という言葉を聞いて、混乱したことはありませんか。

「IVFとICSIは何が違うの?」
「顕微授精の方が高度な治療なの?」
「ICSIの方が妊娠しやすいの?」
「精子に問題があるということ?」
「どちらを選べばいいの?」

このような不安を感じる方は少なくありません。

まず、お伝えしたいことがあります。

IVFとICSIの違いは、主に“受精させる方法”の違いです。
どちらが上、どちらが下というものではありません。

体外受精(IVF)も顕微授精(ICSI)も、採卵した卵子と精子を体の外で受精させ、胚を培養していく治療です。

違うのは、卵子と精子をどのように出会わせるかです。

IVFは、卵子の周囲に精子を置き、精子が自分の力で卵子に入るのを待つ方法です。
ICSIは、胚培養士が顕微鏡で見ながら、1個の精子を卵子の中に注入する方法です。

今日は、IVFとICSIの違い、選ばれる理由、メリットや注意点、不安になりやすいポイントを、妊活中の方に向けてやさしく整理していきます。

目次

IVFとは何でしょうか

IVFは、In Vitro Fertilizationの略です。

日本語では「体外受精」と呼ばれます。

ただし、ここで少しややこしいのが、体外受精という言葉の使われ方です。

広い意味では、採卵して体の外で受精させ、胚を育てて移植する治療全体を「体外受精」と呼ぶことがあります。
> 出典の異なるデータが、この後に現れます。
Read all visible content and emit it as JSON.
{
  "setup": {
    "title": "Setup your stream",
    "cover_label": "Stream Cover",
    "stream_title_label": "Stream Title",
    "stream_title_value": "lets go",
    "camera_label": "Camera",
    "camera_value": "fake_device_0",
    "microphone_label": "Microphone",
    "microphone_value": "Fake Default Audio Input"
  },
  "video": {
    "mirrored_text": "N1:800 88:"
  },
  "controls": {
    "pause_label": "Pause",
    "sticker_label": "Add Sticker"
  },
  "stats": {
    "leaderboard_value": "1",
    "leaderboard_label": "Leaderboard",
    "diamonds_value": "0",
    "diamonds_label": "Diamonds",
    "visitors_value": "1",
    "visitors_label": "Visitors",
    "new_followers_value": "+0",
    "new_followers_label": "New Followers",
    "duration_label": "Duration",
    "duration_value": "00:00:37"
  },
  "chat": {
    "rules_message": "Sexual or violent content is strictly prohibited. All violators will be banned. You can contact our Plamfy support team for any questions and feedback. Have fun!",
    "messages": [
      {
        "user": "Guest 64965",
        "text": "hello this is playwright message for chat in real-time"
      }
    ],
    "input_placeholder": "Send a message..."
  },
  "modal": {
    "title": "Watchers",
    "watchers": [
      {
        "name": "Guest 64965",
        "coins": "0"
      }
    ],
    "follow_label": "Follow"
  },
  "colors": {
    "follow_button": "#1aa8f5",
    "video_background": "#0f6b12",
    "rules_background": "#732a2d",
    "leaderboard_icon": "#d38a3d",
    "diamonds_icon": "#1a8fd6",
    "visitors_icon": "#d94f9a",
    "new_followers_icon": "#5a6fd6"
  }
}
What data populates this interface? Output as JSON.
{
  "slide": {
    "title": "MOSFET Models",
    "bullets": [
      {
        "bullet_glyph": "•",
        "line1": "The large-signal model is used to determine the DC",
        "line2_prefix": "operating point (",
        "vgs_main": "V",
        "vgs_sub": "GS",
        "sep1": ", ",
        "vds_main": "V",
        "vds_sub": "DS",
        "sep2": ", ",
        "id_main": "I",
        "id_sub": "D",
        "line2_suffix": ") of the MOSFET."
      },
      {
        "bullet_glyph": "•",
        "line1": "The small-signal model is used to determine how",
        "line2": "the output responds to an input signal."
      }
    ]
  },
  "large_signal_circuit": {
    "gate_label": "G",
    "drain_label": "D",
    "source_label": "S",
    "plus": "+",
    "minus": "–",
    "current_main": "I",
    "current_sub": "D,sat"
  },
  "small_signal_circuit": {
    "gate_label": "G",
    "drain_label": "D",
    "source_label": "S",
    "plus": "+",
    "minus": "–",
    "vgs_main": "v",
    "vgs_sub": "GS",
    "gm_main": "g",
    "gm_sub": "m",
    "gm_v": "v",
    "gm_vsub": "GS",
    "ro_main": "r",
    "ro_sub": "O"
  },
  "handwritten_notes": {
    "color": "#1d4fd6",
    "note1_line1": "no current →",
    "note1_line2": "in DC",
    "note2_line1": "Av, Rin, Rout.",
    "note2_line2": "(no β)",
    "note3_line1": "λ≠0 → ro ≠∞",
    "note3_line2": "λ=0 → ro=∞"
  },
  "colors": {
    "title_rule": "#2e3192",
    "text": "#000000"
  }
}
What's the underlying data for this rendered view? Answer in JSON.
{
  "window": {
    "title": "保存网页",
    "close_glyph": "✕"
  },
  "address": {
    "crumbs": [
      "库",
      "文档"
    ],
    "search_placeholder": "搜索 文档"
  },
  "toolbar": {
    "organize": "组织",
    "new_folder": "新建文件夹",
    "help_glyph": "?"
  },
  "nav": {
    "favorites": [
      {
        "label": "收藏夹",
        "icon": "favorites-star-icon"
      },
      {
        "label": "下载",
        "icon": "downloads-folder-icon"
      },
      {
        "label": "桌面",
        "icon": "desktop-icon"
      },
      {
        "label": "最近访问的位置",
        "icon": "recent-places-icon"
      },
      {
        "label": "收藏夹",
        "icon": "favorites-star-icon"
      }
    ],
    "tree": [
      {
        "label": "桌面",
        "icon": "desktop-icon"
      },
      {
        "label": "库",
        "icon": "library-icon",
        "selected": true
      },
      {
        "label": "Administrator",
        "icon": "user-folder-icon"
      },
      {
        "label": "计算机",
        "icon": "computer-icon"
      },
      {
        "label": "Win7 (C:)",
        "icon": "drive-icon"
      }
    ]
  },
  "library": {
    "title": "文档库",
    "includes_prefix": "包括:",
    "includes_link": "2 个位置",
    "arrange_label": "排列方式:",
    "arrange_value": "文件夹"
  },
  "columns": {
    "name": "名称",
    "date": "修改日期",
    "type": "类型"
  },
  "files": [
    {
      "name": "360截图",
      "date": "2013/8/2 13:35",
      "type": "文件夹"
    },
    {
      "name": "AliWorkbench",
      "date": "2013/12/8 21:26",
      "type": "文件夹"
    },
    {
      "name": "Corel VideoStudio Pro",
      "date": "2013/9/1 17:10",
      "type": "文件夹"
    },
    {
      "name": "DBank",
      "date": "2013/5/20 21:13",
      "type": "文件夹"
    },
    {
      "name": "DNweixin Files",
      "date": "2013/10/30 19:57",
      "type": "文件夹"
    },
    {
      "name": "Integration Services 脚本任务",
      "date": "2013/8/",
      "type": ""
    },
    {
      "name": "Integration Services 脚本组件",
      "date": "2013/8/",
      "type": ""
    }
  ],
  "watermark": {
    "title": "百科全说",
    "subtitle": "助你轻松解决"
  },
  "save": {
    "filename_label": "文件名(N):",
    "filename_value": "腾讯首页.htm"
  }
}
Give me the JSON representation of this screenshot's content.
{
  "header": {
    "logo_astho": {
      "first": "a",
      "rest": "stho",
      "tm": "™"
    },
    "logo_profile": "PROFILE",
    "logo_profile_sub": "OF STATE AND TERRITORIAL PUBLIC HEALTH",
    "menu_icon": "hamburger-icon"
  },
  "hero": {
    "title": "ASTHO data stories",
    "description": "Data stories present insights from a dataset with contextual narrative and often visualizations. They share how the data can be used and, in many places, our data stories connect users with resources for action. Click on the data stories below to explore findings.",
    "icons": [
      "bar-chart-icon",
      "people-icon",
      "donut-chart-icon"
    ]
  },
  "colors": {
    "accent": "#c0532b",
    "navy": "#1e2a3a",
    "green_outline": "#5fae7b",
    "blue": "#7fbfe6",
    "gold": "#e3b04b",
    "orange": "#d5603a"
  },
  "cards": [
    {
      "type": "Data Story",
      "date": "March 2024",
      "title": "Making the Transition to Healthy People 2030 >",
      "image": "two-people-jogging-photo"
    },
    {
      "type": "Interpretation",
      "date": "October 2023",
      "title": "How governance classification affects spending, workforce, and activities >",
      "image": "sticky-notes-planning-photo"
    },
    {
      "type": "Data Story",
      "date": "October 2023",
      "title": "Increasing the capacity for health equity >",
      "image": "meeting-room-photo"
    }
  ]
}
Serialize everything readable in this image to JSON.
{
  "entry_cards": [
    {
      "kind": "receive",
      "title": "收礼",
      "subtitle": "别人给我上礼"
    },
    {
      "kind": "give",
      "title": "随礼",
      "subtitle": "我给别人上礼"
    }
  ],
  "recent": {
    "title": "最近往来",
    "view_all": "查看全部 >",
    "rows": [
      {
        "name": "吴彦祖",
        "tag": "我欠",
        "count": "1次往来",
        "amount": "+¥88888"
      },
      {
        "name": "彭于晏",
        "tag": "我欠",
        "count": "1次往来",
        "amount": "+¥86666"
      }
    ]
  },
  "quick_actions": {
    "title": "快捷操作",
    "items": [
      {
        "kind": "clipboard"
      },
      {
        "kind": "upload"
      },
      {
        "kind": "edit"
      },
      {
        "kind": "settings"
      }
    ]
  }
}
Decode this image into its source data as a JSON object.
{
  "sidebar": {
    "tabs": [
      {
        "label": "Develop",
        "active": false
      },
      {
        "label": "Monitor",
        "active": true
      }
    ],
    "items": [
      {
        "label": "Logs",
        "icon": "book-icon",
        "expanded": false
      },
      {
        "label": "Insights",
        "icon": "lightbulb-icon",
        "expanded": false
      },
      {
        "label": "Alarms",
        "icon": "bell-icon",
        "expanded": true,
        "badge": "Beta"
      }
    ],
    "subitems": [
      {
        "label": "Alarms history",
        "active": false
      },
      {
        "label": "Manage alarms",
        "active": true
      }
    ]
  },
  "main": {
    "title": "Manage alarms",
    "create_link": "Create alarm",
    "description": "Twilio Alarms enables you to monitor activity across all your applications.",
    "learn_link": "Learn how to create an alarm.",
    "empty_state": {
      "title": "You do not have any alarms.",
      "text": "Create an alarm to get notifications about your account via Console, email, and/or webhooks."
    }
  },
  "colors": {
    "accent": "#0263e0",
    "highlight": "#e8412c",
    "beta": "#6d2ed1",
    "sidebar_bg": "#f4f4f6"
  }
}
その中には、従来の体外受精も顕微授精も含まれることがあります。

一方で、狭い意味では、卵子の周囲に精子を置き、精子が卵子の中に入るのを待つ受精方法を「体外受精(IVF)」と呼ぶことがあります。

この記事では分かりやすくするために、以下のように整理して説明します。

  • IVF:卵子の周囲に精子を置いて受精を待つ方法
  • ICSI:1個の精子を卵子の中に注入する方法

として説明します。

IVFでは、採卵した卵子の周囲に、調整した精子を置きます。

その後、精子が卵子にたどり着き、卵子の中に入ることで受精が起こります。

自然妊娠に近い形で、精子が卵子に入る力を使う方法と考えると分かりやすいです。

ICSIとは何でしょうか

ICSIは、Intracytoplasmic Sperm Injectionの略です。

日本語では「顕微授精」または「卵細胞質内精子注入法」と呼ばれます。

ICSIでは、胚培養士が顕微鏡で精子と卵子を確認し、細い針を使って1個の精子を卵子の中に注入します。

IVFでは、精子が自分の力で卵子の中へ入る必要があります。

一方、ICSIでは、精子が卵子の中へ入る部分を、胚培養士の技術で補助します。

そのため、精子の数が少ない、動きが弱い、形態に問題がある、過去に受精しなかった、凍結卵子を使うなどの場合に検討されることがあります。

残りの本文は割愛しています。